Mas este fato ainda mina a afirmação de Peter Hitchens de que a religião é necessária para a moralidade. A verdade é que, na maioria dos casos, a religião não é especialmente importante para a moralidade. Fatores materiais como educação, renda per capita e disponibilidade de emprego são preditores muito mais potentes do sucesso de uma sociedade. Como diz Zuckerman, 'altos graus de descrença em Deus em uma determinada sociedade claramente não resultam em ruína social, e altos níveis de crença em Deus não garantem o bem-estar social'.
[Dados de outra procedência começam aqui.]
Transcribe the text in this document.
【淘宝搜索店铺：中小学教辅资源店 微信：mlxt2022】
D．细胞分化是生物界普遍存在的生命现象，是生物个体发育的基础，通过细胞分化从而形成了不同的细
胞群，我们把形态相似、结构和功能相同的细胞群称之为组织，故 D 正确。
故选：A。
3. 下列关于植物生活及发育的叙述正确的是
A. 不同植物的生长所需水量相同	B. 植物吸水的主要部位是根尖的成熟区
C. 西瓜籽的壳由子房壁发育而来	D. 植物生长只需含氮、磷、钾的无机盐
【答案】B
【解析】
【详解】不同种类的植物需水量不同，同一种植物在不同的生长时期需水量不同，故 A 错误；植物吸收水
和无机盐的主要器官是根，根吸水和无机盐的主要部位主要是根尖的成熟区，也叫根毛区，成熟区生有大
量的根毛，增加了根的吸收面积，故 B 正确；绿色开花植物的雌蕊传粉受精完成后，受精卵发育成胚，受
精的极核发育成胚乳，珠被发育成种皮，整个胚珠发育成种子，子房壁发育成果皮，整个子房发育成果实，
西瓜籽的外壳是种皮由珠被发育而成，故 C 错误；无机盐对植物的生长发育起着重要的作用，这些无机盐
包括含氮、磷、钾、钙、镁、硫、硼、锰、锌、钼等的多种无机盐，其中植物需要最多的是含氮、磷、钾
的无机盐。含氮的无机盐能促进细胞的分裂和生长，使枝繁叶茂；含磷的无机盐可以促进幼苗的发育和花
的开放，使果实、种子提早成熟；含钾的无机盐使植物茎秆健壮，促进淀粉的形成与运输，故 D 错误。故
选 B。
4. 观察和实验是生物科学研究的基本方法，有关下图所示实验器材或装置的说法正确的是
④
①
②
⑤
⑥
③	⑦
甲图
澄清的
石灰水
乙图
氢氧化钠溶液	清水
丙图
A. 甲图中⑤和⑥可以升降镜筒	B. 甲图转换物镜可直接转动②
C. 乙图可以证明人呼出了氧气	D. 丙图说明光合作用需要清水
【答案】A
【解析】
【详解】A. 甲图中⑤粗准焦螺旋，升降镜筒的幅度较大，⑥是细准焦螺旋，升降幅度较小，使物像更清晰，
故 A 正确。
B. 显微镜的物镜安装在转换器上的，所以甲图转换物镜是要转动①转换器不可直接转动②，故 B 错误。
Eu concordo que a crença em uma origem divina, verdadeira ou não, torna as idéias morais mais difíceis de mudar. Mas isso só é bom se essas idéias forem boas - e muitas idéias religiosas manifestamente não o são. A 'fonte não humana' à qual as autoridades religiosas apelam é a mesma que foi invocada em apoio à monarquia absoluta, à teocracia, à escravidão, ao genocídio, às demandas patriarcais pela submissão das mulheres, à segregação racial, ao preconceito anti-gay, a diminuição da razão e da livre investigação, e de muitos outros males do passado e do presente. Precisamente porque todas essas ideias foram reivindicadas como provenientes de uma fonte não humana, foi e é muito mais difícil mudá-los do que seria .
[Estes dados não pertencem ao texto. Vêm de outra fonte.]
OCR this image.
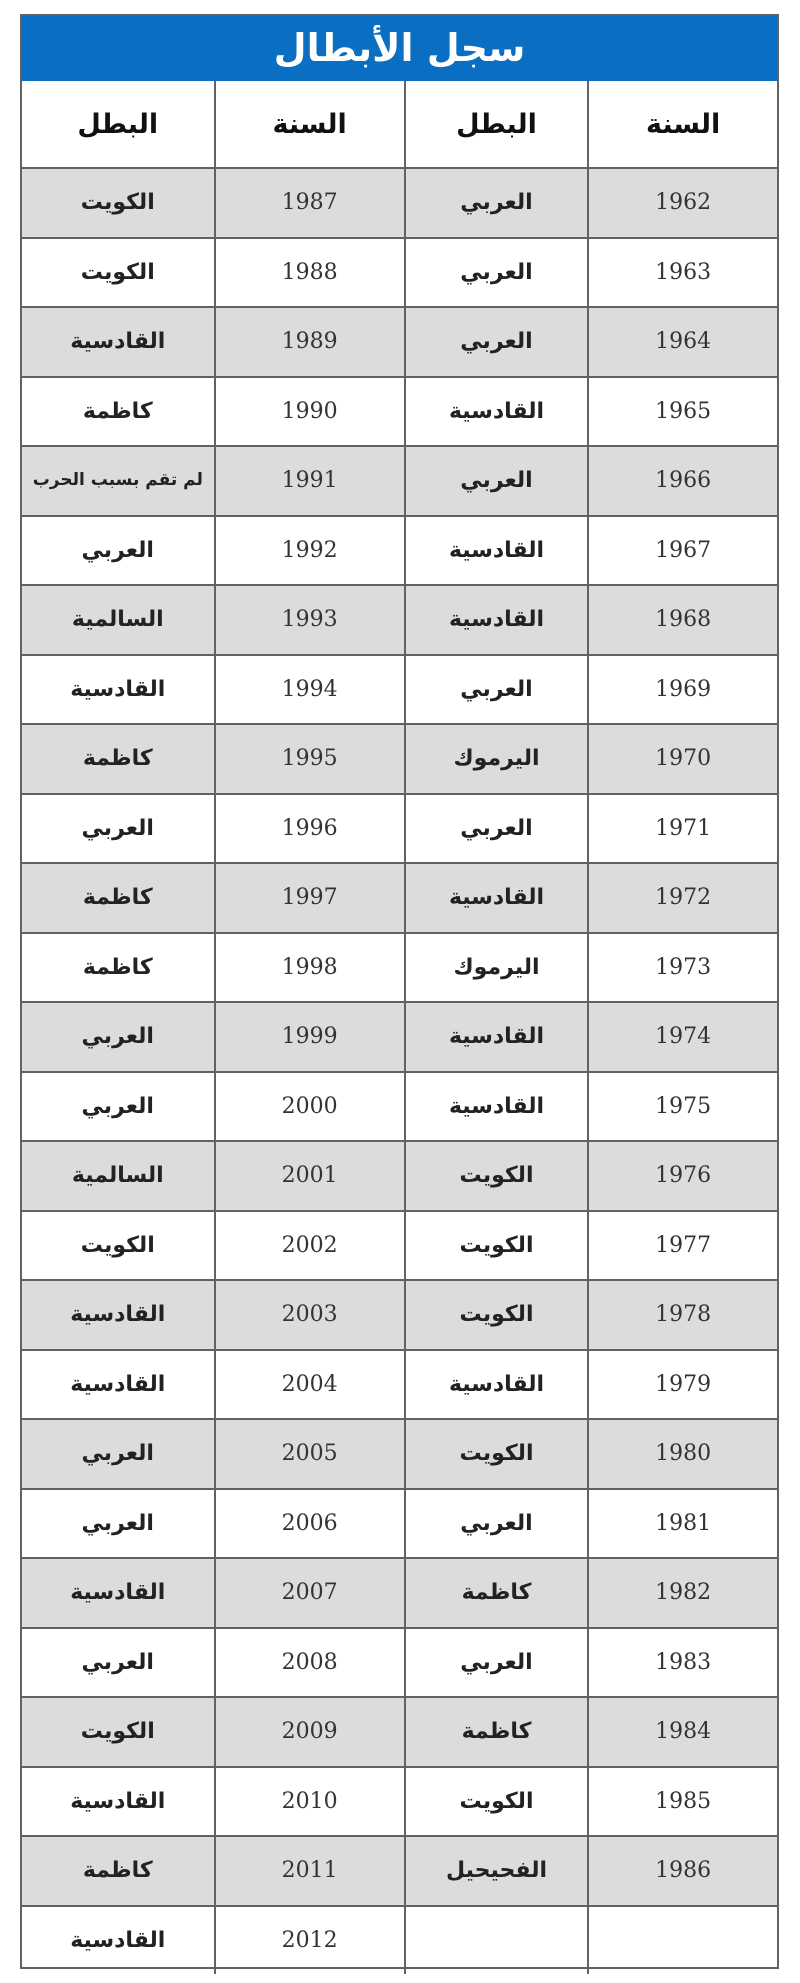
سجل الأبطال
السنة	البطل	السنة	البطل
1962	العربي	1987	الكويت
1963	العربي	1988	الكويت
1964	العربي	1989	القادسية
1965	القادسية	1990	كاظمة
1966	العربي	1991	لم تقم بسبب الحرب
1967	القادسية	1992	العربي
1968	القادسية	1993	السالمية
1969	العربي	1994	القادسية
1970	اليرموك	1995	كاظمة
1971	العربي	1996	العربي
1972	القادسية	1997	كاظمة
1973	اليرموك	1998	كاظمة
1974	القادسية	1999	العربي
1975	القادسية	2000	العربي
1976	الكويت	2001	السالمية
1977	الكويت	2002	الكويت
1978	الكويت	2003	القادسية
1979	القادسية	2004	القادسية
1980	الكويت	2005	العربي
1981	العربي	2006	العربي
1982	كاظمة	2007	القادسية
1983	العربي	2008	العربي
1984	كاظمة	2009	الكويت
1985	الكويت	2010	القادسية
1986	الفحيحيل	2011	كاظمة
		2012	القادسية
Mas apesar da resistência dos conservadores religiosos, nós ter mudou nossas visões morais de muitas maneiras, e a humanidade está muito melhor com isso. Nós não mais comprar e vender seres humanos como escravos , como a Bíblia nos permite fazer; nós não mais apedrejar crianças desobedientes até a morte , matar amigos e familiares que se converteram a uma religião diferente , ou exigem que as vítimas de estupro se casem com seus estupradores , como ele nos manda fazer. O argumento de Hitchens falha em aceitar todo esse progresso. (Além disso, preciso apontar a ironia de um membro confirmado da igreja anglicana argumentando que temos que depender de leis religiosas imutáveis? Você sabe, a denominação que foi fundada porque um cara queria mudar uma lei religiosa que proibia o divórcio?)
A expansão dos direitos das mulheres e das minorias, a disseminação da democracia e a separação da Igreja e do Estado, a ascensão da ciência e o Iluminismo - todas essas tendências inegavelmente positivas ocorreram diante da feroz resistência dos defensores religiosos do status quo. Todas as vezes, as autoridades da igreja alertaram que mudar a maneira como as coisas sempre foram era contrário à vontade de Deus e certamente traria desastre. E quase todas as vezes, uma vez que a mudança aconteceu de qualquer maneira e nenhum desastre resultou, essas mesmas autoridades mudaram de lado e fingiram que foram apoiadores o tempo todo.
Isso prova que todo código moral, seja teísta ou ateísta, muda com o tempo à medida que ganhamos novos conhecimentos e nossa perspectiva se amplia. Igrejas e apologistas religiosos não gostam de admitir isso, uma vez que enfraquece sua reivindicação de possuir a verdade moral perfeita desde o início; razão pela qual eles são geralmente os mais ferrenhos defensores de sistemas antigos e injustos e os últimos a se curvarem à maré do progresso, causando muito sofrimento humano desnecessário nesse ínterim. Eles estariam muito melhor se simplesmente admitissem que não há autoridade moral não-humana, admitissem que seus livros sagrados e doutrinas contêm erros morais, e então se juntassem ao resto de nós vivendo no mundo real e usando a consciência para descobrir como podemos alcançar o bem maior.